L’anno successivo, Johnson firmò il Voting Rights Act, legge che proibiva la discriminazione razziale nel voto, garantendo il diritto di voto alle minoranze in tutto il Paese. Questa legge, firmata in presenza di vari leader dei movimenti per i diritti civili, tra i quali anche Martin Luther King, garantiva protezione anche ai cittadini degli Stati Uniti che non parlavano la lingua inglese.
Ronald Reagan
Presidente degli Stati Uniti per quasi tutti gli anni ’80 del secolo scorso e figura molto popolare, anche in virtù della precedente professione (quella di attore), Ronald Reagan non può certo essere inserito nella lista dei presidenti “amici” della comunità afroamericana. Durante la sua amministrazione le disuguaglianze di reddito tra bianchi e neri aumentarono di molto rispetto ai livelli precedenti, con il reddito medio delle famiglie di colore che, durante il primo anno di presidenza del repubblicano, diminuì del 5,2% rispetto all’anno precedente.
Reagan proseguì la battaglia di Nixon contro la droga, ma la combatté in maniera molto più dura, determinando incarcerazioni di massa di afroamericani e ispanici. Tra fine luglio ed inizio agosto dello scorso anno, inoltre, vari giornali americani hanno riportato l’intercettazione di una conversazione telefonica del 1971 tra Reagan (ai tempi Governatore della California) e l’allora presidente Nixon, in cui il primo chiama i delegati africani dell’Onu “scimmie a cui risulta ancora scomodo portare le scarpe”, tra le risate del secondo.
George H. W. Bush
Successore di Reagan e padre di George W. Bush (presidente dal 2001 al 2009), il quarantunesimo Presidente Usa venne eletto grazie ad una campagna basata in parte anche su un violento spot tv riguardante la vicenda di Willie Horton, un assassino di colore che aveva violentato una donna bianca durante un weekend di libertà vigilata.
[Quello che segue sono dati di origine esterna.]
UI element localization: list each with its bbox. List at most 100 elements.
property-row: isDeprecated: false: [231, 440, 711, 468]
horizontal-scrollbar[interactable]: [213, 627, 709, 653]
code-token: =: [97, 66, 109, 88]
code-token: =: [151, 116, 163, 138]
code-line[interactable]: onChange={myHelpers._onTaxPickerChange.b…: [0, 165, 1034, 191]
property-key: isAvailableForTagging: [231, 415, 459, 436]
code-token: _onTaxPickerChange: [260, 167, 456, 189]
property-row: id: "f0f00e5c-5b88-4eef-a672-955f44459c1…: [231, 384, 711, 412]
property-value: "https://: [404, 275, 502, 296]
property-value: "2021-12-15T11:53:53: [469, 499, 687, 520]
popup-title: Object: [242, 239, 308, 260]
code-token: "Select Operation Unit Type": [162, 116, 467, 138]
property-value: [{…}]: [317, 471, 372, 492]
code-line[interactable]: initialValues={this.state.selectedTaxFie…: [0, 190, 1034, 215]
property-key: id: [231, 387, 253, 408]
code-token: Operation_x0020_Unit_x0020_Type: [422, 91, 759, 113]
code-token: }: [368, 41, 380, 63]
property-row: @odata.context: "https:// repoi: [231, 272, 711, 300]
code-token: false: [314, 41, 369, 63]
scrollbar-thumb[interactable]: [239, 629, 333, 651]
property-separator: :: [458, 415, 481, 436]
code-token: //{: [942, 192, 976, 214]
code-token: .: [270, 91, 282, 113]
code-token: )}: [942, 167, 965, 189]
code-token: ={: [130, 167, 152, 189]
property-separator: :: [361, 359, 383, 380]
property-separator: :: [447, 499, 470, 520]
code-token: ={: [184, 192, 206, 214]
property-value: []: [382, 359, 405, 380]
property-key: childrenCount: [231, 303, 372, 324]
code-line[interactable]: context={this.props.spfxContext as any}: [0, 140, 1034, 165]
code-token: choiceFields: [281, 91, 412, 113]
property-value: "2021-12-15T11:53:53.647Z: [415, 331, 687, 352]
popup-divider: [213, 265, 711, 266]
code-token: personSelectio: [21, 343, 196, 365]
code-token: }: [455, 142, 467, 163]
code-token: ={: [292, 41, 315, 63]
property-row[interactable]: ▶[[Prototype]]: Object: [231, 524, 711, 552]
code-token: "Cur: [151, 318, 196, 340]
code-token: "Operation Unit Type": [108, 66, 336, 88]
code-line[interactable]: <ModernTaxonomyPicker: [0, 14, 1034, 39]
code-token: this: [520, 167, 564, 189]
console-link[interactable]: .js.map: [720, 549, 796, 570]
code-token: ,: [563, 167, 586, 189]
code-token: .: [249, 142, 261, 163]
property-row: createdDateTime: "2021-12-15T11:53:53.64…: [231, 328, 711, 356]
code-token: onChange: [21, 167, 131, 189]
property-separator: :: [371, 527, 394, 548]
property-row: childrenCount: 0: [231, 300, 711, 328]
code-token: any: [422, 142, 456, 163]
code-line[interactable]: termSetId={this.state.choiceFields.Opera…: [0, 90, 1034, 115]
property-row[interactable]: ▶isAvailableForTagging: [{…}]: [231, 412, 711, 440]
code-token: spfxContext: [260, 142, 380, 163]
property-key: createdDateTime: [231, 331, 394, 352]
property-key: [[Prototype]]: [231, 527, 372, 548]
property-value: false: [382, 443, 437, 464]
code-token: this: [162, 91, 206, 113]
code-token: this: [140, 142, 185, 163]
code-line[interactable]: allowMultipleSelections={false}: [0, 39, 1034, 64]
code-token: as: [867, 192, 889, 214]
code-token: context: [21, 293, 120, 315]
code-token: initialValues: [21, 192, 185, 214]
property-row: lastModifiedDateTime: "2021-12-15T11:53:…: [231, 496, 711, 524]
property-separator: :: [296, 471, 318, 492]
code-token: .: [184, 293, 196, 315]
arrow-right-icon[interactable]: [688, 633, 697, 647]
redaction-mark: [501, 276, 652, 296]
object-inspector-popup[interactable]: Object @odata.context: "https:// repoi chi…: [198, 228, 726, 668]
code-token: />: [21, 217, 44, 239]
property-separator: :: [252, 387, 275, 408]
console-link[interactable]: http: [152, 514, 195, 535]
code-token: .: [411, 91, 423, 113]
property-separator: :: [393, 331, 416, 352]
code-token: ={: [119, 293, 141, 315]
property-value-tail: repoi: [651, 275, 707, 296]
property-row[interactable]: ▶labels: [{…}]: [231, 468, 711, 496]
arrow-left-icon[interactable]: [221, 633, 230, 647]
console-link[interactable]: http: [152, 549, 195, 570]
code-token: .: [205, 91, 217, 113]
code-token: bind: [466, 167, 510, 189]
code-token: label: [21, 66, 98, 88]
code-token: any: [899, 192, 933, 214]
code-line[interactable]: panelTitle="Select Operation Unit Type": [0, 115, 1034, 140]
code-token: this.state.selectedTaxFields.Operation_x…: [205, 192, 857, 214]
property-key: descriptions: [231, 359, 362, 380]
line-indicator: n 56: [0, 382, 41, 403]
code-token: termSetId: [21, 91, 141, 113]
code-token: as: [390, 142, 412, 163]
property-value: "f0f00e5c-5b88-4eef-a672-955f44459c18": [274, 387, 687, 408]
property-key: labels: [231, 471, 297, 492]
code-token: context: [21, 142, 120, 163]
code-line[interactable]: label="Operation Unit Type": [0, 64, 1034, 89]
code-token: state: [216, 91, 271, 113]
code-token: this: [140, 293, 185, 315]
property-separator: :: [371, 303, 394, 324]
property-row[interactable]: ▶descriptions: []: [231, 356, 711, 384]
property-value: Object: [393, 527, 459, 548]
La strumentalizzazione di tale episodio comportò numerosissime critiche a Bush da parte della comunità afroamericana, e sembra che a distanza di anni l’ex Presidente se ne sia pentito, tanto che personalità a lui vicine affermano che lo spot su Horton costituisca il suo più grande rimorso.
Nonostante la sua ideologia conservatrice e alcune controversie come questa, non si può dire che Bush sia stato del tutto avverso agli afroamericani: a cavallo tra gli anni ’60 e ’70 sostenne il Fair Housing Act, firmato da Lyndon B. Johnson una settimana dopo l’assassinio di Martin Luther King. Nel 1991 denunciò un ex leader del Ku Klux Klan candidato a Governatore della Louisiana, accusandolo di essere un razzista e un ciarlatano; nominò inoltre il generale Colin Powell Presidente dei Capi di Stato maggiore congiunti dell’esercito, il primo afroamericano.
Barack Obama
Gli afroamericani hanno dovuto attendere 220 anni e 44 presidenti prima di avere un loro vero e proprio rappresentante alla Casa Bianca, ma nel 2009 il momento è finalmente arrivato. Primo presidente afroamericano, primo multirazziale, primo non bianco e primo a essere nato nello Stato federato delle Hawaii, la sua elezione ha ridato grandissime speranze alla comunità afroamericana.
Durante la presidenza Obama il numero di studenti afroamericani diplomati al liceo ha raggiunto il massimo storico. Lo stesso vale per quanto riguarda l’aspettativa di vita alla nascita degli afroamericani, ed è diminuito il tasso di incarcerazione dei cittadini afroamericani, che ha toccato il livello più basso da oltre vent’anni.